Transporte de carga elétrica evolui, mas enfrenta desafios no Brasil.

Eletrificação do Transporte de Carga Avança, Mas Ainda Enfrenta Barreiras no Brasil

A adoção de caminhões elétricos no Brasil deve começar pelas operações urbanas e regionais, enquanto as rotas de longa distância ainda dependem de avanços em autonomia, infraestrutura e custos operacionais. Atualmente, a participação dos caminhões elétricos no mercado nacional é limitada.

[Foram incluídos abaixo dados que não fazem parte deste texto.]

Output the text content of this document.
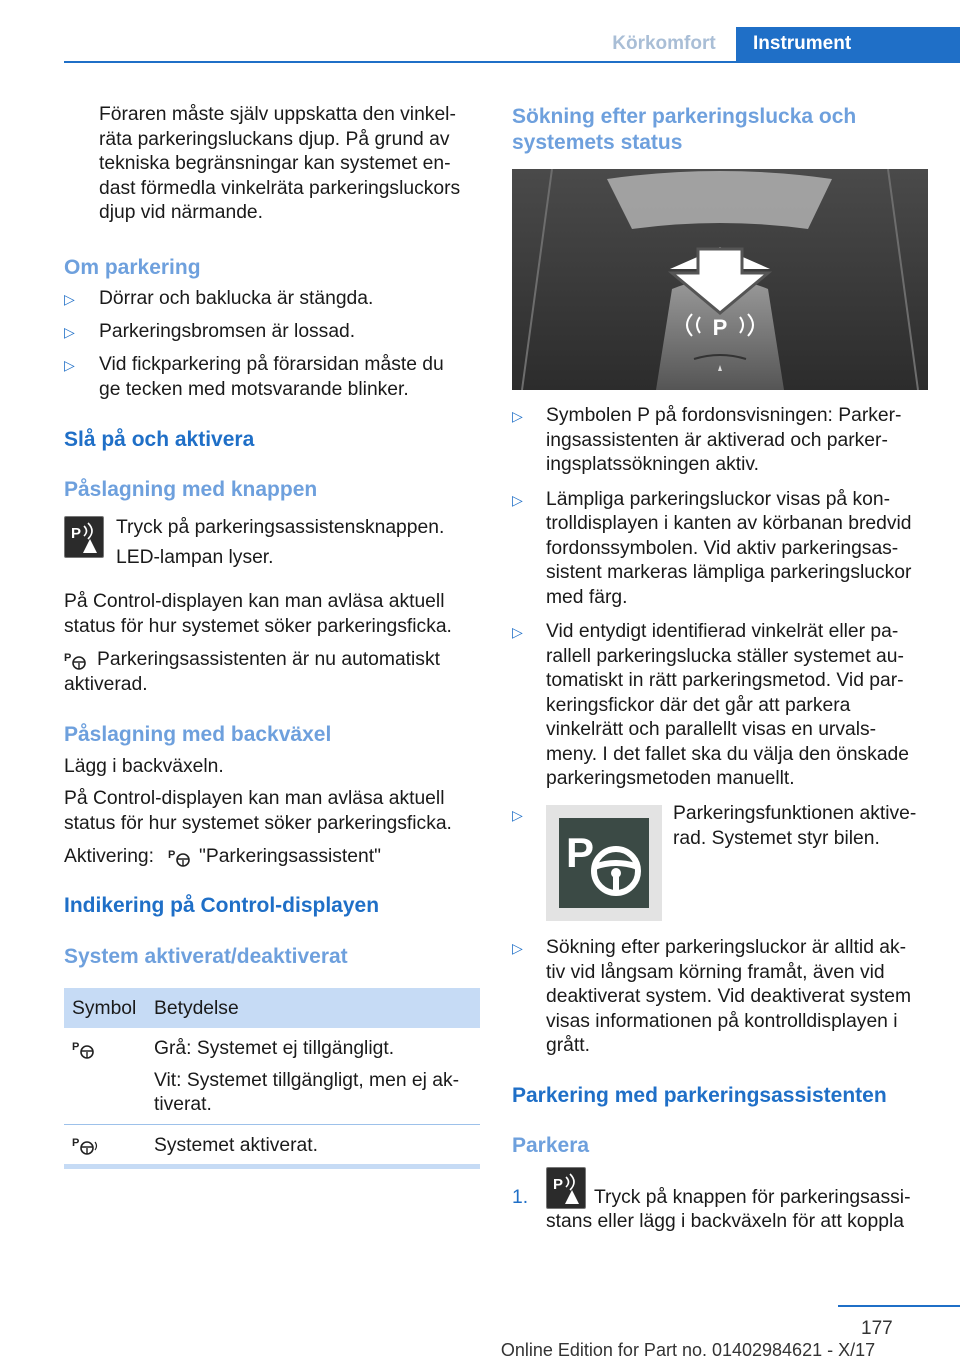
Körkomfort	Instrument
Föraren måste själv uppskatta den vinkel-
räta parkeringsluckans djup. På grund av
tekniska begränsningar kan systemet en-
dast förmedla vinkelräta parkeringsluckors
djup vid närmande.
Om parkering
▷ Dörrar och baklucka är stängda.
▷ Parkeringsbromsen är lossad.
▷ Vid fickparkering på förarsidan måste du
ge tecken med motsvarande blinker.
Slå på och aktivera
Påslagning med knappen
P Tryck på parkeringsassistensknappen.
LED-lampan lyser.
På Control-displayen kan man avläsa aktuell
status för hur systemet söker parkeringsficka.
P Parkeringsassistenten är nu automatiskt
aktiverad.
Påslagning med backväxel
Lägg i backväxeln.
På Control-displayen kan man avläsa aktuell
status för hur systemet söker parkeringsficka.
Aktivering: P "Parkeringsassistent"
Indikering på Control-displayen
System aktiverat/deaktiverat
Symbol Betydelse
P	Grå: Systemet ej tillgängligt.
Vit: Systemet tillgängligt, men ej ak-
tiverat.
P	Systemet aktiverat.
Sökning efter parkeringslucka och
systemets status
P
▷ Symbolen P på fordonsvisningen: Parker-
ingsassistenten är aktiverad och parker-
ingsplatssökningen aktiv.
▷ Lämpliga parkeringsluckor visas på kon-
trolldisplayen i kanten av körbanan bredvid
fordonssymbolen. Vid aktiv parkeringsas-
sistent markeras lämpliga parkeringsluckor
med färg.
▷ Vid entydigt identifierad vinkelrät eller pa-
rallell parkeringslucka ställer systemet au-
tomatiskt in rätt parkeringsmetod. Vid par-
keringsfickor där det går att parkera
vinkelrätt och parallellt visas en urvals-
meny. I det fallet ska du välja den önskade
parkeringsmetoden manuellt.
▷
P
Parkeringsfunktionen aktive-
rad. Systemet styr bilen.
▷ Sökning efter parkeringsluckor är alltid ak-
tiv vid långsam körning framåt, även vid
deaktiverat system. Vid deaktiverat system
visas informationen på kontrolldisplayen i
grått.
Parkering med parkeringsassistenten
Parkera
1.
P
Tryck på knappen för parkeringsassi-
stans eller lägg i backväxeln för att koppla
177
Online Edition for Part no. 01402984621 - X/17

Dados mostram que, em 2025, esses veículos representaram apenas 0,4% das vendas de caminhões, uma porcentagem que ainda está distante da média global de 9%.

Esse cenário contrasta com mercados mais avançados, como a China, onde os caminhões elétricos já compõem 26% das vendas, e a União Europeia, que atinge 4%. No Brasil, diversos fatores contribuem para essa adoção lenta, incluindo o alto custo de aquisição, a infraestrutura de recarga que ainda é restrita e as características das operações rodoviárias.

De acordo com especialistas, a eletrificação deve inicialmente focar em operações urbanas e regionais, onde as rotas são mais previsíveis e as recargas podem ser realizadas nas bases operacionais. As aplicações de longa distância, por sua vez, ainda estão condicionadas à evolução da autonomia das baterias, à ampliação da rede de recarga e à redução do custo total de propriedade dos veículos.

Embora a participação dos caminhões elétricos ainda seja pequena, empresas de transporte, operadores logísticos e embarcadores já estão desenvolvendo projetos-piloto para avaliar desempenho operacional, custos e ganhos ambientais. Essas iniciativas são fundamentais, pois preparam o setor para um futuro em que a redução das emissões será um fator decisivo nas decisões de contratação e gestão das cadeias de suprimentos.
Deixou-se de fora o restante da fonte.